Bruxelles – La zona di transito di Röszke, alla frontiera serbo-ungherese, dove sono trattenuti i richiedenti asilo, è da considerare “una zona di detenzione”, e per questo motivo i cittadini extra-comunitari non possono essere trattenuti per più di quattro settimane. Lo ha stabilito la Corte di giustizia dell’UE, che esorta i giudici ungheresi a verificare la situazione ed eventualmente disporre il rilascio delle persone. Una decisione che rappresenta il primo tassello di un problema molto più grande.
Cittadini afghani sono arrivati in Ungheria via Serbia, con le autorità ungheresi che hanno rifiutato le domande di protezione internazionale e decretato l’espulsione dei richiedenti asilo in Serbia, da dove sono venuti. Belgrado non ha però accettato di riprendersi i cittadini afghani. La disputa che ne è nata ha costretto i richiedenti asilo a rimanere fermi nella zona di transito di Röszke. La Corte dice che lì quelle persone non possono rimanerci, e dunque rimane irrisolto il problema di dove debbano andare gli afghani.
Il pronunciamento dell’organismo di Lussemburgo si riferisce solo alla zona di transito, dove viene riconosciuta misura di detenzione.

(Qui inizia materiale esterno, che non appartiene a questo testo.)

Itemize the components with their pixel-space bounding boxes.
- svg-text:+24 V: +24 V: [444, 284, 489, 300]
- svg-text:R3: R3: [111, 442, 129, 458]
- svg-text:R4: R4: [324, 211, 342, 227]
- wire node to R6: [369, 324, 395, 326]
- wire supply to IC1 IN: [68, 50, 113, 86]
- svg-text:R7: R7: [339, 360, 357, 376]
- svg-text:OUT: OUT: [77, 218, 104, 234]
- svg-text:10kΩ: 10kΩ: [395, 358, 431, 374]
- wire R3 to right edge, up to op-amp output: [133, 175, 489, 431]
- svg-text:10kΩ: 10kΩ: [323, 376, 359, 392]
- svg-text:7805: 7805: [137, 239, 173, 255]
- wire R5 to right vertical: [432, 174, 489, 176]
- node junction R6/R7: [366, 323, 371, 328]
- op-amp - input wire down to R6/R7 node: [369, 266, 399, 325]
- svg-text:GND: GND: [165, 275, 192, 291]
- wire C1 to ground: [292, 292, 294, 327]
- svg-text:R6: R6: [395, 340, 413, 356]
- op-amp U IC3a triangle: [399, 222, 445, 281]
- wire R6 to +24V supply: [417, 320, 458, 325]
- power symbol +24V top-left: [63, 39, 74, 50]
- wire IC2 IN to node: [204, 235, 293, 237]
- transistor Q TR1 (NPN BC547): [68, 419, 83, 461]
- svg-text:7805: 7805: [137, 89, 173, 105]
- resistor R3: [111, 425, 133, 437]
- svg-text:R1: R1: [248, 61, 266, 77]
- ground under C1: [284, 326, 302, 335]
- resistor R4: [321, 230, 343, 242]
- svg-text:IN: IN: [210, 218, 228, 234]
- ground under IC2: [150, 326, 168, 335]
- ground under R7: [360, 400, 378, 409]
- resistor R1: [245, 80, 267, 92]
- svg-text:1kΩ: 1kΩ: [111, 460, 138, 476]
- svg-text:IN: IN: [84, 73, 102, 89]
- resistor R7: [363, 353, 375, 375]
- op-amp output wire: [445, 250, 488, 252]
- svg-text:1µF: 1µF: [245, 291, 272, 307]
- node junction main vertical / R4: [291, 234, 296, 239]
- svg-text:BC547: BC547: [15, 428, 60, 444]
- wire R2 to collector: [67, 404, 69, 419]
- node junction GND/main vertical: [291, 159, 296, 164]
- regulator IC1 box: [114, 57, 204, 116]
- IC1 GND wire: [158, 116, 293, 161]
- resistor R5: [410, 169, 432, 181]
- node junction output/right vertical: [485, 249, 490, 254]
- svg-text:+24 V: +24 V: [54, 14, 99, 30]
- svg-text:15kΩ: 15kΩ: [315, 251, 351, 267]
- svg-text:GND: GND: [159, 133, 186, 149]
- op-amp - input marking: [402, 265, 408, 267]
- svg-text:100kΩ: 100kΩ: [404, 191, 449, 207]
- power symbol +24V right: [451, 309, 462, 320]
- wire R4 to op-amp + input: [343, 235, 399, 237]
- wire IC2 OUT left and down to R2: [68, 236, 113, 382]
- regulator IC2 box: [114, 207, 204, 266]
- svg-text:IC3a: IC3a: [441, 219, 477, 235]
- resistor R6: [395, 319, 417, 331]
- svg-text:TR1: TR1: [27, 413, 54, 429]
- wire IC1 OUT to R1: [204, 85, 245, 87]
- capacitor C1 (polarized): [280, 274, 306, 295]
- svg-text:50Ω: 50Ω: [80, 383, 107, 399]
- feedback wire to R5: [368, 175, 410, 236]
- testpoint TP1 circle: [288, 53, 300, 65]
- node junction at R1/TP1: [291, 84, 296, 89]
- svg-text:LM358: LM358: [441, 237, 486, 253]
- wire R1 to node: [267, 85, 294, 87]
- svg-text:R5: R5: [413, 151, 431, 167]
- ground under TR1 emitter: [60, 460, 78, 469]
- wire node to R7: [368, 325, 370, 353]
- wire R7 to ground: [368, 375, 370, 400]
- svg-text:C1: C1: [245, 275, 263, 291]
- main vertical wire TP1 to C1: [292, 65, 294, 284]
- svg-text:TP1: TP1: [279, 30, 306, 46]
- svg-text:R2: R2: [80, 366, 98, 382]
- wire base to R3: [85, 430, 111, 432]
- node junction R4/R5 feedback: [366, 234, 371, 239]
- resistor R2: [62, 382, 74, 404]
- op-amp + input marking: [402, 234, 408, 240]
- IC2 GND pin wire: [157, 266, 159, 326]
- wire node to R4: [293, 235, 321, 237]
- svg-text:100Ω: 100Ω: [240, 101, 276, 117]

Si precisa che per “detenzione” si intende “una misura coercitiva che presuppone la privazione, e non una mera restrizione, della libertà di movimento della persona interessata e isola quella persona dal resto della popolazione, richiedendole di rimanere sempre all’interno di un’area limitata e chiusa”.
C’è, dunque, “una privazione della libertà”, tra l’altro perché le persone interessate non possono lasciare legalmente quella zona di loro spontanea volontà in nessuna direzione. Lasciare la zona di transito per tornare in Serbia sarebbe considerato illegale dalle autorità serbe col rischio di sanzioni, e allo stesso tempo potrebbe comportare la perdita di qualsiasi possibilità di ottenere lo status di rifugiato in Ungheria. Nel frattempo i richiedenti asilo sono costretti a rimanere sospesi in questo limbo giuridico che è anche frutto delle politiche anti-immigrazione dei due Paesi.

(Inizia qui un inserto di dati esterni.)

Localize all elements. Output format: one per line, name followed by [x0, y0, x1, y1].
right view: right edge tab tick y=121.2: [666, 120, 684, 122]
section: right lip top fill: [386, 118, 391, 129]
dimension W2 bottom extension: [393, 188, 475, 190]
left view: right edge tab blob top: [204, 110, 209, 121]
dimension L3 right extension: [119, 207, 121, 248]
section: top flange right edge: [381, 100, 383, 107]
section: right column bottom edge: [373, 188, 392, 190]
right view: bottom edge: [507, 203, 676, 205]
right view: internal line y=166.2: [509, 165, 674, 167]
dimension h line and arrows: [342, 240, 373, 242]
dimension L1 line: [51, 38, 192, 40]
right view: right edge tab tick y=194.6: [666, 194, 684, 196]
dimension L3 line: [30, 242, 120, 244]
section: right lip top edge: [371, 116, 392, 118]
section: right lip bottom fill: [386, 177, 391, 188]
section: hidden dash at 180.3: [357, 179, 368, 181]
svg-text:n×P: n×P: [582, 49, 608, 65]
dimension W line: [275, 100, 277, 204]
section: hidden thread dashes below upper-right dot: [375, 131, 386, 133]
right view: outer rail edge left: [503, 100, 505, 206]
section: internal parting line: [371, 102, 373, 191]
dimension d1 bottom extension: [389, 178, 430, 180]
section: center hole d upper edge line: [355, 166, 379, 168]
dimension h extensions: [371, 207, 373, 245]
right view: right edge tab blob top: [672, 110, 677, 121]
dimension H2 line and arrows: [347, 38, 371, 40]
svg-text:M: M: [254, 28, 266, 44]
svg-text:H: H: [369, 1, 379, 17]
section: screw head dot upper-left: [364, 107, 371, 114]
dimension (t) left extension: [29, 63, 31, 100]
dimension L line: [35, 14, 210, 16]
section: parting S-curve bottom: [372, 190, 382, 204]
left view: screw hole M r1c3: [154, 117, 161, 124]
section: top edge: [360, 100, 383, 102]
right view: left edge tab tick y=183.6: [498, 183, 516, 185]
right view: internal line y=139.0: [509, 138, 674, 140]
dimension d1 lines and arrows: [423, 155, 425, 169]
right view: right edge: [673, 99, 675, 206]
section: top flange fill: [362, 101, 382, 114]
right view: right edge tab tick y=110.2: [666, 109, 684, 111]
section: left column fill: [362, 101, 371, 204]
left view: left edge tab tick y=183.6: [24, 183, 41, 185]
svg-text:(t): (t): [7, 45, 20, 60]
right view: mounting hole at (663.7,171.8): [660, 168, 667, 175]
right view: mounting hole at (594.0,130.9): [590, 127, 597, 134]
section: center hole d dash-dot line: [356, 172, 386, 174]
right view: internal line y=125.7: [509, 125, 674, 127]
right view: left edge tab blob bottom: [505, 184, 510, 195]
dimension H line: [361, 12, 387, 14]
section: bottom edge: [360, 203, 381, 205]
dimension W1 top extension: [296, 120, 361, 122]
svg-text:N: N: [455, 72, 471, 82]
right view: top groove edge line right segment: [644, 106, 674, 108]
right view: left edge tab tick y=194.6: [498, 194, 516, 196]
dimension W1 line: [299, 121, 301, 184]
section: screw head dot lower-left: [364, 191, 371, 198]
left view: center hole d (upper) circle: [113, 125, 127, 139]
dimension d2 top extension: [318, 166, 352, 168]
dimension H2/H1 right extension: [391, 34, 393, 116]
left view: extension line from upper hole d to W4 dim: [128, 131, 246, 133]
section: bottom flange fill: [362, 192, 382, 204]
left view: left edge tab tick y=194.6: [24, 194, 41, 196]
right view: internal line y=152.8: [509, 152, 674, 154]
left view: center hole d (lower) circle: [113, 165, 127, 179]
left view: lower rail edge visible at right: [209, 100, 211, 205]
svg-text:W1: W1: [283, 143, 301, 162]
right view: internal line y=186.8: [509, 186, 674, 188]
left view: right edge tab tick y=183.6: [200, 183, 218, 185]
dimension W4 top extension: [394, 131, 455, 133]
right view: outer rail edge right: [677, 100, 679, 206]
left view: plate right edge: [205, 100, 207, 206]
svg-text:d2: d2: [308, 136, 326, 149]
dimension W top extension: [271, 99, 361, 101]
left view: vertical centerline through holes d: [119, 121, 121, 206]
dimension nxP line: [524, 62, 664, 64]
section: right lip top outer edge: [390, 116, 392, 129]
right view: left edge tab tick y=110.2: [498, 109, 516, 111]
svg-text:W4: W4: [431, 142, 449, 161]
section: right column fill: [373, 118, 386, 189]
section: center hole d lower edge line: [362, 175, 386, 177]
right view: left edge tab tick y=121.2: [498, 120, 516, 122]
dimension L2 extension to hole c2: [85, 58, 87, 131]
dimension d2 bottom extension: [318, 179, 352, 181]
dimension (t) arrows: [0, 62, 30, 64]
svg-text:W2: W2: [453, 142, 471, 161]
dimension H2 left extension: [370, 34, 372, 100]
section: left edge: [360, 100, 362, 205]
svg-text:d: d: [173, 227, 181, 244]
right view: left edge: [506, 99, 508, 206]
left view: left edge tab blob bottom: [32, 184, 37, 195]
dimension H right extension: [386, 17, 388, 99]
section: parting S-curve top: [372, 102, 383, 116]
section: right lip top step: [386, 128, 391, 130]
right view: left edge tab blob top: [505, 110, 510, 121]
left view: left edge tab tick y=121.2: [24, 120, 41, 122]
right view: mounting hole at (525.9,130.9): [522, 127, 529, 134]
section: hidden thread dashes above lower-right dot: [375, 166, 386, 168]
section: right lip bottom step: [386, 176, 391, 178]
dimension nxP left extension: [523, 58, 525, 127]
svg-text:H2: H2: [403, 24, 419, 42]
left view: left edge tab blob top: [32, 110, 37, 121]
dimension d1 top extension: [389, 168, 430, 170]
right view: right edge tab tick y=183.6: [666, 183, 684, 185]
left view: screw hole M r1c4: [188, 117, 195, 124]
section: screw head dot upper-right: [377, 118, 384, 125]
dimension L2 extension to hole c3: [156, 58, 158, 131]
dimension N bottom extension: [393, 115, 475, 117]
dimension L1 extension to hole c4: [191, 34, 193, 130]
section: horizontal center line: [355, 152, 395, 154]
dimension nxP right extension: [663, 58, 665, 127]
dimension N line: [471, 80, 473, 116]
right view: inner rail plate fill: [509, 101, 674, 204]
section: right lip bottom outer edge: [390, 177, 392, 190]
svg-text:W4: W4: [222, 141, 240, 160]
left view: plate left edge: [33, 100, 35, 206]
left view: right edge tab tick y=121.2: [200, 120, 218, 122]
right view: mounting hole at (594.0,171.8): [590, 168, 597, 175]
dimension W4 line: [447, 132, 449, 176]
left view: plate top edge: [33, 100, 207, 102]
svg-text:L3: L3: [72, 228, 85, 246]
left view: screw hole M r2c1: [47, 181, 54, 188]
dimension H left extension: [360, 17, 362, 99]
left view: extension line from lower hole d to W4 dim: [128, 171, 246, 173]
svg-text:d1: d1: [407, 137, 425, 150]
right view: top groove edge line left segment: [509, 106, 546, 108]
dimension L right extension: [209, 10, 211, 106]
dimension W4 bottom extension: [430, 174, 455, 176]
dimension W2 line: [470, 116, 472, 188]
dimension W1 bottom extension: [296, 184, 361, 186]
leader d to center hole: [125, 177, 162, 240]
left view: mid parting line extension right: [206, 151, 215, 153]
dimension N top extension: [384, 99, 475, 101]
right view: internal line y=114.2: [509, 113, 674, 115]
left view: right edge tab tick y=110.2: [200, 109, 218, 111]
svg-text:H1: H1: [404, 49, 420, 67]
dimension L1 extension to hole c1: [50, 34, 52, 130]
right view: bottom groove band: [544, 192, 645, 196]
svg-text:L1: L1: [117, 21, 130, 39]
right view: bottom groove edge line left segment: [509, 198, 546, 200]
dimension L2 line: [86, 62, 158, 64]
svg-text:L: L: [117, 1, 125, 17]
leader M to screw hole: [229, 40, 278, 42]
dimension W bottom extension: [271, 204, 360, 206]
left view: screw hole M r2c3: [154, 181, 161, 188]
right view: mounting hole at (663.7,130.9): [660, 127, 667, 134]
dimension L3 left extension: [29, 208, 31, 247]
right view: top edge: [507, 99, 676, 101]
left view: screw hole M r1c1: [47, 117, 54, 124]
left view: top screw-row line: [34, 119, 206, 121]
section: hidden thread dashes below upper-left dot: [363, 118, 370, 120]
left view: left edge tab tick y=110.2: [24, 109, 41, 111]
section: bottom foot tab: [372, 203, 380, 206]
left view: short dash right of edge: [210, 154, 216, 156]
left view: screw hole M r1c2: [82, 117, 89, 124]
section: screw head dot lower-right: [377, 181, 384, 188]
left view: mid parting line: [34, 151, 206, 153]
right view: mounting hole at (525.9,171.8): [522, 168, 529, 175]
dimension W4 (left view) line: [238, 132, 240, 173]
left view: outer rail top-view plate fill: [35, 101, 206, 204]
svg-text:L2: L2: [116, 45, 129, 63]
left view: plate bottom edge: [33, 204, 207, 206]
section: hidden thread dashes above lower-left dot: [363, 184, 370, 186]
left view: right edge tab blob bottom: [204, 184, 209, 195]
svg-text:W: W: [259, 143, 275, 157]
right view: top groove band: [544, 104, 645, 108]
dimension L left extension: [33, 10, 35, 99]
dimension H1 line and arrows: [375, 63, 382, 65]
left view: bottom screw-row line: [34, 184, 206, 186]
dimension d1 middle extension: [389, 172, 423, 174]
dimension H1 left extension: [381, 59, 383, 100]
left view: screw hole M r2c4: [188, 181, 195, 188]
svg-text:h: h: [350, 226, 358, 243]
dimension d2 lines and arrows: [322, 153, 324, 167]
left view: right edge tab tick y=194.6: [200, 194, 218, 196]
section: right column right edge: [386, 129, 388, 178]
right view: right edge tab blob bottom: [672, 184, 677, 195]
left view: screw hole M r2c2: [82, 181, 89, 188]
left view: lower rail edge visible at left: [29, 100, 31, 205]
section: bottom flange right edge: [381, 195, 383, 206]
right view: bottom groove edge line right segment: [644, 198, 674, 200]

Dunque, se anche le autorità ungheresi dovessero decidere di rilasciare i nazionali afghani, si porre comunque il problema cosa fare di loro, stabilito che le autorità nazionali hanno già detto che non intendono riconoscere protezione e i serbi non intendono riprendersi gli afghani. “Questa sentenza porta con sé altre questioni”, ammettono da Lussemburgo. La storia non finisce qui.